The essayist, critic, novelist, and former editor-in-chief of Paris Vogue reflects on the triumphs and excesses of her fashionable past.
As the only child of celebrated parents, Buck (Daughter of the Swan, 1987, etc.) enjoyed a privileged upbringing among many of the 20th century’s more notable celebrities. Her father, Jules Buck, was a Hollywood producer perhaps best known for helping to launch Peter O’Toole’s early film career. In sometimes-meandering detail, the author relives her restless years as she established an esteemed reputation as a writer and authority on fashion and culture. There’s some excessive name-dropping as Buck references numerous Hollywood and fashion elites in quick succession, yet rarely does she pause for many of these individuals—e.g., Donald Sutherland and Brian De Palma—to spring to life on these pages.
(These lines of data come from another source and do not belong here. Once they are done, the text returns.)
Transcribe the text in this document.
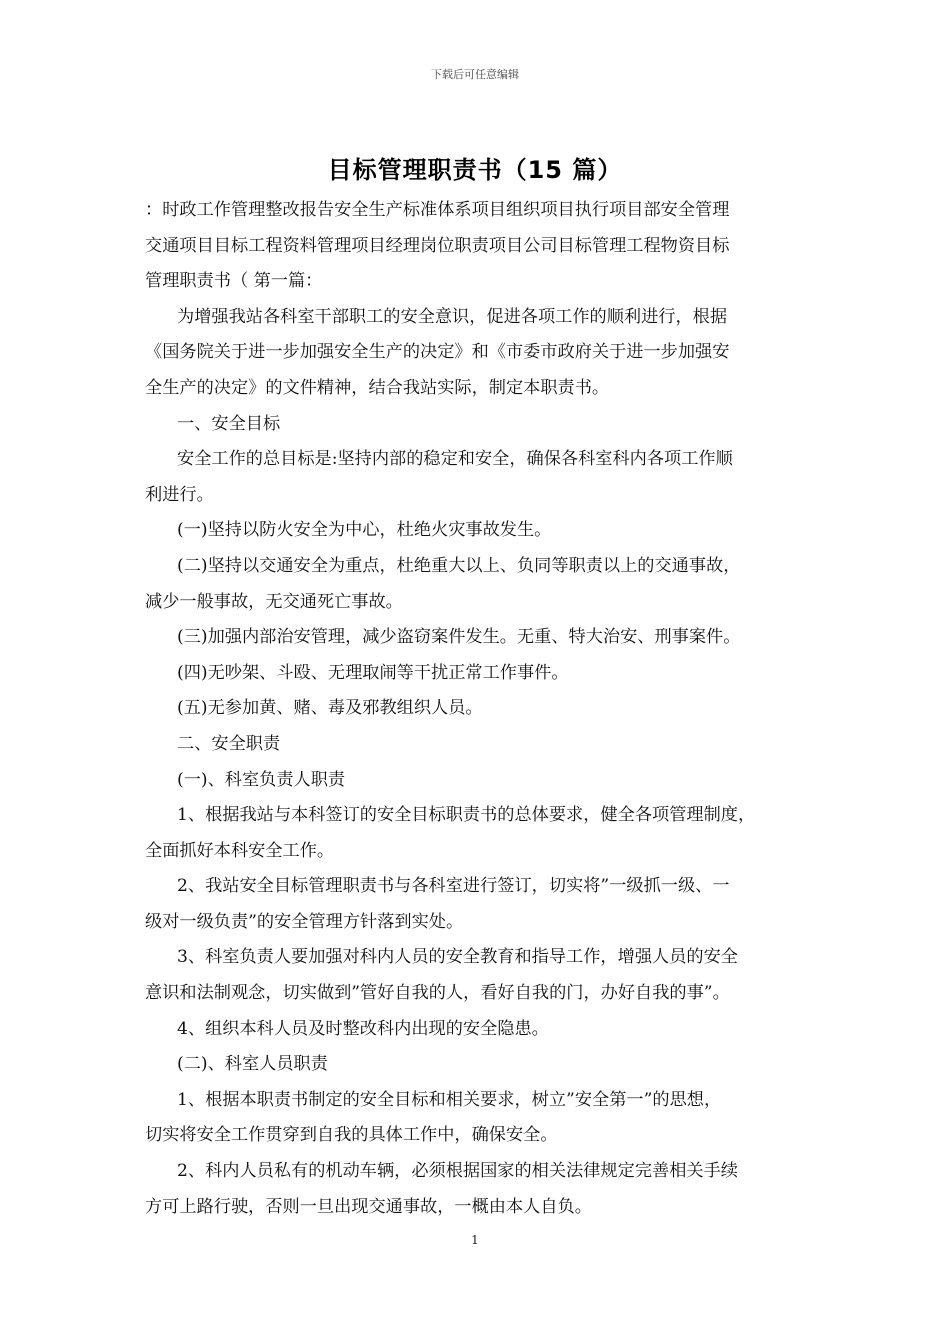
下载后可任意编辑
目标管理职责书（15 篇）
：时政工作管理整改报告安全生产标准体系项目组织项目执行项目部安全管理
交通项目目标工程资料管理项目经理岗位职责项目公司目标管理工程物资目标
管理职责书（ 第一篇：
为增强我站各科室干部职工的安全意识，促进各项工作的顺利进行，根据
《国务院关于进一步加强安全生产的决定》和《市委市政府关于进一步加强安
全生产的决定》的文件精神，结合我站实际，制定本职责书。
一、安全目标
安全工作的总目标是:坚持内部的稳定和安全，确保各科室科内各项工作顺
利进行。
(一)坚持以防火安全为中心，杜绝火灾事故发生。
(二)坚持以交通安全为重点，杜绝重大以上、负同等职责以上的交通事故，
减少一般事故，无交通死亡事故。
(三)加强内部治安管理，减少盗窃案件发生。无重、特大治安、刑事案件。
(四)无吵架、斗殴、无理取闹等干扰正常工作事件。
(五)无参加黄、赌、毒及邪教组织人员。
二、安全职责
(一)、科室负责人职责
1、根据我站与本科签订的安全目标职责书的总体要求，健全各项管理制度，
全面抓好本科安全工作。
2、我站安全目标管理职责书与各科室进行签订，切实将”一级抓一级、一
级对一级负责”的安全管理方针落到实处。
3、科室负责人要加强对科内人员的安全教育和指导工作，增强人员的安全
意识和法制观念，切实做到”管好自我的人，看好自我的门，办好自我的事”。
4、组织本科人员及时整改科内出现的安全隐患。
(二)、科室人员职责
1、根据本职责书制定的安全目标和相关要求，树立”安全第一”的思想，
切实将安全工作贯穿到自我的具体工作中，确保安全。
2、科内人员私有的机动车辆，必须根据国家的相关法律规定完善相关手续
方可上路行驶，否则一旦出现交通事故，一概由本人自负。
1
Throughout the book, the author explores her complicated and evolving relationship with her parents. Her father, in particular, asserted a domineering influence even as his increasingly erratic behavior in later years weighed on her existence as a burden—but also a reliable touchstone. Buck’s narrative gathers focus and momentum when she lands the Vogue position in her late 40s. Within these chapters, she provides acute, illuminating observations on the challenges of running a fashion magazine and of the pretensions of the industry. Her description of Susan Train, Vogue’s Paris bureau chief, provides an uncompromising glimpse into this world: “She fielded the daily telexes from New York demanding a dress, a photographer, a model, a star, a location, a car, a different car, a different dress, a chateau instead of a house, not that chateau, the other chateau, visas for Yemen, customs declarations, tissue paper, dangerous wildlife, rare flowers, rarer flowers, bushes, buds, trees, photogenic children of impeccable pedigree. She flawlessly navigated the chasms of rage that roiled in the heart of every fashion player. Even the messengers were touchy.”
An overlong but relentlessly candid and often absorbing account of a complex life spent in and out of the fashion spotlight.